Bisnis.com, JAKARTA – Asosiasi Industri Kakao Indonesia (AIKI) menilai penghapusan bea masuk untuk bahan baku impor biji kakao menjadi insentif yang bakal berdampak signifikan bagi pertumbuhan sektor tersebut.
“Yang sangat berdampak untuk mendorong pertumbuhan industri adalah penghapusan bea masuk biji kakao 5%,” ujar Pieter Jasman, Ketua Umum AIKI kepada Bisnis, Selasa (17/9/2019).
Dia menjelaskan saat ini industri pengolahan kakao masih kekurangan bahan baku. Kebutuhan itu pun akhirnya dipenuhi dengan langkah importasi. Pada 2018, katanya, Indonesia mengimpor 239.377 ton biji kakao.
Sementara itu, kata Pieter, sejumlah negara yang mendapatkan fasiltias bea masuk 0% untuk ekspor produk olahannya ke Indonesia, seperti Singapura dan Malaysia, tidak bisa memasok pasokan biji kakao.
“Rata-rata di banyak negara yang ada industri pengolahan kakao, maka impor biji kakao [dikenakan bea masuk] 0%, seperti Eropa, Amerika Serikat, Malaysia, dan Singapura,” ujarnya.
Pieter berharap pemerintah memberikan fasilitas serupa kepada sejumlah negara penghasil biji kakao lainnya. Menurutnya, Pantai Gading, Ghana, Kamerun, Nigeria, dan Equador merupakan sejumlah negara dengan produksi biji kakao yang signifikan di dunia.
Terkait usulan pengenaan pajak pertambahan nilai (PPN) 0% untuk produk olahan, Pieter mengatakan pihaknya sudah mengajukan hal serupa sejak lama. Kendati begitu, realisasinya belum tampak hingga saat ini.
Dia menilai fasilitas tersebut tidak akan berdampak signifikan bagi pelaku industri pengolahan. Namun, kebijakan itu bakal berdampak bagi petani kakao.
“Sebenarnya dampak bagi industri tidak terlalu besar. Justru PPN itu menjadi beban bagi petani, sehingga diusulkan untuk dihapus,” ujarnya.
Menteri Perindustrian Airlangga Hartarto menilai pemberian insentif berupa PPN 0% bagi produk hasil olahan kakao bakal memacu pengembangan industri.

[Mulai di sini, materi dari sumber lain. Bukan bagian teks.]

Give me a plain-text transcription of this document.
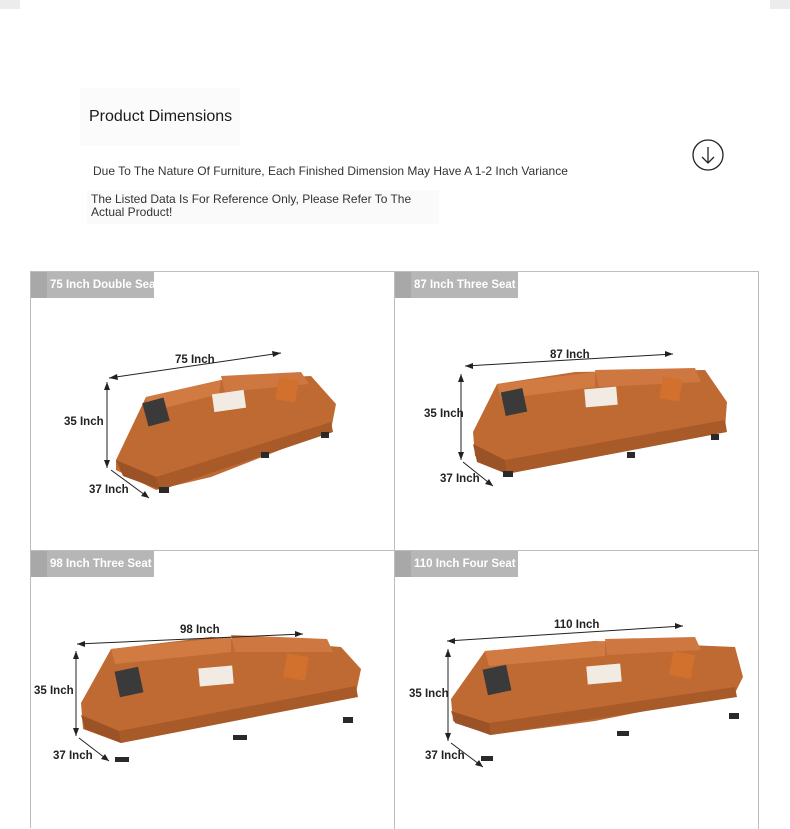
Product Dimensions
Due To The Nature Of Furniture, Each Finished Dimension May Have A 1-2 Inch Variance
The Listed Data Is For Reference Only, Please Refer To The Actual Product!
75 Inch Double Seat
75 Inch
35 Inch
37 Inch
87 Inch Three Seat
87 Inch
35 Inch
37 Inch
98 Inch Three Seat
98 Inch
35 Inch
37 Inch
110 Inch Four Seat
110 Inch
35 Inch
37 Inch
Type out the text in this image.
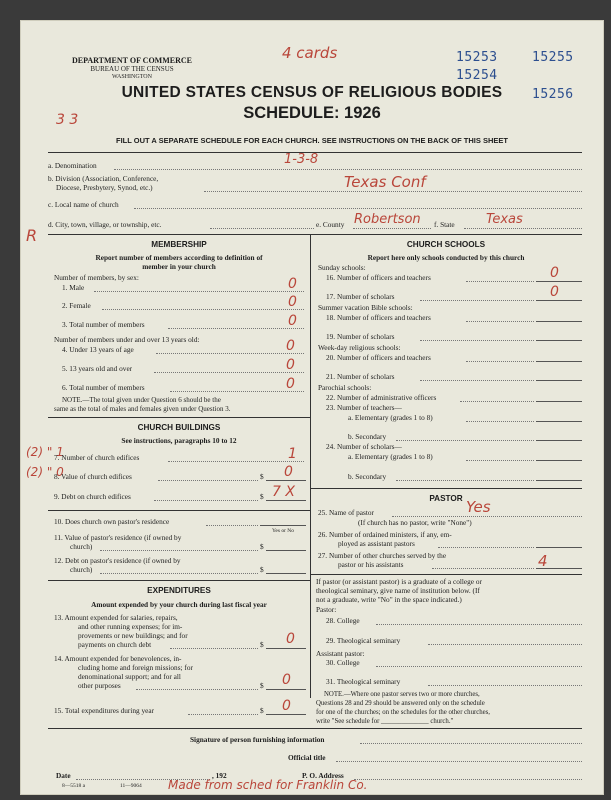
DEPARTMENT OF COMMERCE
BUREAU OF THE CENSUS
WASHINGTON
4 cards	15253
15254
15255
15256
UNITED STATES CENSUS OF RELIGIOUS BODIES
SCHEDULE: 1926
3 3
FILL OUT A SEPARATE SCHEDULE FOR EACH CHURCH. SEE INSTRUCTIONS ON THE BACK OF THIS SHEET
a. Denomination	1-3-8
b. Division (Association, Conference,
Diocese, Presbytery, Synod, etc.)	Texas Conf
c. Local name of church
R
d. City, town, village, or township, etc.	e. County Robertson f. State Texas
MEMBERSHIP
Report number of members according to definition of
member in your church
Number of members, by sex:
1. Male	0
2. Female	0
3. Total number of members	0
Number of members under and over 13 years old:
4. Under 13 years of age	0
5. 13 years old and over	0
6. Total number of members	0
NOTE.—The total given under Question 6 should be the
same as the total of males and females given under Question 3.
CHURCH BUILDINGS
See instructions, paragraphs 10 to 12
(2) " 1
7. Number of church edifices	1
(2) " 0
8. Value of church edifices	$ 0
9. Debt on church edifices	$ 7 X
10. Does church own pastor's residence
Yes or No
11. Value of pastor's residence (if owned by
church)	$
12. Debt on pastor's residence (if owned by
church)	$
EXPENDITURES
Amount expended by your church during last fiscal year
13. Amount expended for salaries, repairs,
and other running expenses; for im-
provements or new buildings; and for
payments on church debt	$ 0
14. Amount expended for benevolences, in-
cluding home and foreign missions; for
denominational support; and for all
other purposes	$ 0
15. Total expenditures during year	$ 0
CHURCH SCHOOLS
Report here only schools conducted by this church
Sunday schools:
16. Number of officers and teachers	0
17. Number of scholars	0
Summer vacation Bible schools:
18. Number of officers and teachers
19. Number of scholars
Week-day religious schools:
20. Number of officers and teachers
21. Number of scholars
Parochial schools:
22. Number of administrative officers
23. Number of teachers—
a. Elementary (grades 1 to 8)
b. Secondary
24. Number of scholars—
a. Elementary (grades 1 to 8)
b. Secondary
PASTOR
25. Name of pastor	Yes
(If church has no pastor, write "None")
26. Number of ordained ministers, if any, em-
ployed as assistant pastors
27. Number of other churches served by the
pastor or his assistants	4
If pastor (or assistant pastor) is a graduate of a college or
theological seminary, give name of institution below. (If
not a graduate, write "No" in the space indicated.)
Pastor:
28. College
29. Theological seminary
Assistant pastor:
30. College
31. Theological seminary
NOTE.—Where one pastor serves two or more churches,
Questions 28 and 29 should be answered only on the schedule
for one of the churches; on the schedules for the other churches,
write "See schedule for ______________ church."
Signature of person furnishing information
Official title
Date	, 192	P. O. Address
8—5518 a	11—9064 Made from sched for Franklin Co.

Langkah itu perlu dilakukan mengingat pemberlakuan Asean Free Trade Area (AFTA) memberikan ruag bagi masuknya produk olahan dari sejumlah negara di Asia tenggara dengan bea masuk 0%.
“Sayangnya dengan pemberlakuakn AFTA, tidak ada [negara Asia Tenggara] yang penghasil biji kakao,” katanya.